While working on my sermon for tonight, I was inspired to write my Fall Holden newsletter article:

The Village Pastor

God gives seasons for gladness of heart it says over the stage in the Village Center. As Summer gives way to Fall, and soon Fall to Winter, the rhythm of nature’s seasons and the seasons of Village life indeed make our hearts glad.

My first call as a pastor was at Holden in 1976. It is a remarkable thing to return into this office in this Village. The community is new - new every busload as Holden goes - and the times are different. But the rhythms of season and work and worship and life remain as the patterns that sustain and support us together in God’s grace.

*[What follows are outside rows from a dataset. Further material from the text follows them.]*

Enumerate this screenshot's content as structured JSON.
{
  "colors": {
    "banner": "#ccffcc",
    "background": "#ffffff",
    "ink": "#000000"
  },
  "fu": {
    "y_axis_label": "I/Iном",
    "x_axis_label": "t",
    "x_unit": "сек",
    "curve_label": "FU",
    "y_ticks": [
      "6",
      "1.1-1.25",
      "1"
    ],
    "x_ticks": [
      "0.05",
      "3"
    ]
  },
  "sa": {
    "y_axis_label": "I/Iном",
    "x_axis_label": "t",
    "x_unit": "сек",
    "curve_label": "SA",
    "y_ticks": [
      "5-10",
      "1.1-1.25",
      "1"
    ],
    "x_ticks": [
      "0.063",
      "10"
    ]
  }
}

It is wonderful to walk through the Village and say hello here, ask a question there, meet a companion on the way, learn about the day’s work. And the wonder of it is contained in our nightly gathering around worship. In proclamation and prayer, in song and silence, the strength of community is manifest in this simple, daily routine of Vespers. Looking around the assembly in Koinonia as so many sing Vespers ‘86 (Holden Evening Prayer) from memory brings its own wonder. And I am in awe of the quiet compassion of the staff as they gather around a dear friend or a new sister or brother in Christ at the corner bowls of Prayer around the Cross.

Ronald Blythe is a historian, writer, and lay reader in the Church of England. He has two books chronicling daily life in the village of Wormingford, Essex, England. His writing describes well the experience at Holden of the day-to-day wonder of Village life and worship.

I am moved by our small worshiping congregation, by the privacy of their public prayer, and by the impossibility of my ever knowing what is going on as they kneel, sit, stand, sing, say, dream. In service terms, worship is that ultimate reverence which a community and an individual has to reactivate week after week. It must be familiar, even commonplace, and yet at the same time elevated and inspired. ‘Wonder is the basis of worship,’ said Carlyle. Wonder is unlikely to fill the entire act of worship, but I notice it creeping in here and there. ... Church-going nowadays can be a traditional or pop concert sans worship. Yet who can prove its absence? No one - least of all myself as I kneel, sit, stand, sing, say, dream ... . One cannot always tell when something wonderful is going on.

-Ronald Blythe, The Word from Wormingford, p.168.